OK, so this really happened. For $67 billion, the biggest technology deal in history. What’s surprising is how little impact people seem to think it will have on the industry.
Texas computer giant Dell has agreed to acquire Hopkinton, MA-based EMC (NYSE: EMC) for roughly $67 billion in cash and stock in VMware (NYSE: VMW), which will remain publicly traded. (EMC owns about 80 percent of VMware.) The deal is expected to close between May and October next year.
Michael Dell will lead the combined company as chairman and CEO. EMC chief Joe Tucci will remain at his post until the deal closes. The companies say Dell’s headquarters will remain in Round Rock, TX, while the headquarters of the “combined enterprise systems business” will be in Hopkinton.
One of the big questions about the acquisition was how it would be financed. The companies say it will be through a combination of new common equity from Michael Dell, MSD Partners, Silver Lake, and Temasek, the issuance of tracking stock (linked to VMware), new debt financing (that seems key), and cash on hand.

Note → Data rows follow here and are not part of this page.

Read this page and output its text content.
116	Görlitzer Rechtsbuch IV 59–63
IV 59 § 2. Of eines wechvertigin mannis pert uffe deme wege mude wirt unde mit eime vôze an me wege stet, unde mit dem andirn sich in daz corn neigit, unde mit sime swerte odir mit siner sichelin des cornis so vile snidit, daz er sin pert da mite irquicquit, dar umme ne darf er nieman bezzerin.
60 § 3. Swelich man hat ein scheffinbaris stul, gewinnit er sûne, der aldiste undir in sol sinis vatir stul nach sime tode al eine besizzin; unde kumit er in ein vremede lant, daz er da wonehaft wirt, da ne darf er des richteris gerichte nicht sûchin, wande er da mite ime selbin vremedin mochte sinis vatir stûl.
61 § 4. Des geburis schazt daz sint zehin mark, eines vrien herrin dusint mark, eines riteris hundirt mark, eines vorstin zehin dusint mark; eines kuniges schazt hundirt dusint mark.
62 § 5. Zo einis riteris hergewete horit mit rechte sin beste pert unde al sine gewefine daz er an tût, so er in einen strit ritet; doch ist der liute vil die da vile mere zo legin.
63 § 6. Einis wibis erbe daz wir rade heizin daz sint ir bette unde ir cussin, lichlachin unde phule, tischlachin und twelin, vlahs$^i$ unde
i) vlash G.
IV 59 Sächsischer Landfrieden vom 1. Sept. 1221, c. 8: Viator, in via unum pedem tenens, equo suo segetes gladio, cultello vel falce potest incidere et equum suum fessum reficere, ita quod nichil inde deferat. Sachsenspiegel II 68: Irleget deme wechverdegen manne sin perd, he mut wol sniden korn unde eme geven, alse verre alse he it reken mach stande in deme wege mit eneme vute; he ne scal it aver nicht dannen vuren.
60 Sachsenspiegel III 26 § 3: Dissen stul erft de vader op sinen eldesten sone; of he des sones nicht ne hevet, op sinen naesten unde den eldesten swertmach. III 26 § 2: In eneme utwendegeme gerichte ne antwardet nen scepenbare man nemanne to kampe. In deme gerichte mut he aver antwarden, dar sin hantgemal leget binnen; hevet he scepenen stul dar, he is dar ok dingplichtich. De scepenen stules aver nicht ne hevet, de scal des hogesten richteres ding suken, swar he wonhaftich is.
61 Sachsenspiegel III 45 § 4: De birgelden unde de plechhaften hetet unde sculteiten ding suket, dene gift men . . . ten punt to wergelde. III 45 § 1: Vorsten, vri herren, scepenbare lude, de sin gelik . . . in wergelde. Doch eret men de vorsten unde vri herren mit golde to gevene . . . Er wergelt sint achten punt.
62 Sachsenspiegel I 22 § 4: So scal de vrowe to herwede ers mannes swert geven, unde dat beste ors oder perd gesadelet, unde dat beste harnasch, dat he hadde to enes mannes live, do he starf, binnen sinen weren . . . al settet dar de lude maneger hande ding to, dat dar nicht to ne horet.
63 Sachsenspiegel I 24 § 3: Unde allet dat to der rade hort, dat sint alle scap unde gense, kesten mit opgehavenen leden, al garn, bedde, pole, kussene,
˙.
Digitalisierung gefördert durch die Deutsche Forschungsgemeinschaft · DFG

Michael Dell said in a statement, “Our new company will be exceptionally well-positioned for growth in the most strategic areas of next generation IT including digital transformation, software-defined data center, converged infrastructure, hybrid cloud, mobile, and security.”
It’s obviously a huge play for Dell and his partners—and a huge risk. Big acquisitions rarely turn out well in the long term, and in the short term there will be major integration issues and, most likely, a lot of layoffs and buyouts. For EMC’s part, the deal seems like a good outcome for shareholders, given the company’s uphill battles in cloud-based data storage and services.
Nationally, there has been a big wave of interest and investment in enterprise tech sectors where Dell and EMC operate. Plenty of younger companies, from Pure Storage to Infinidat, have developed technologies and business models to compete in the new market.
For the Massachusetts tech ecosystem, the EMC deal is particularly bittersweet. It represents another homegrown technology giant being scooped up by an outside power—from Digital to Netezza to Endeca to Acme Packet. But some would say this tech giant left long ago.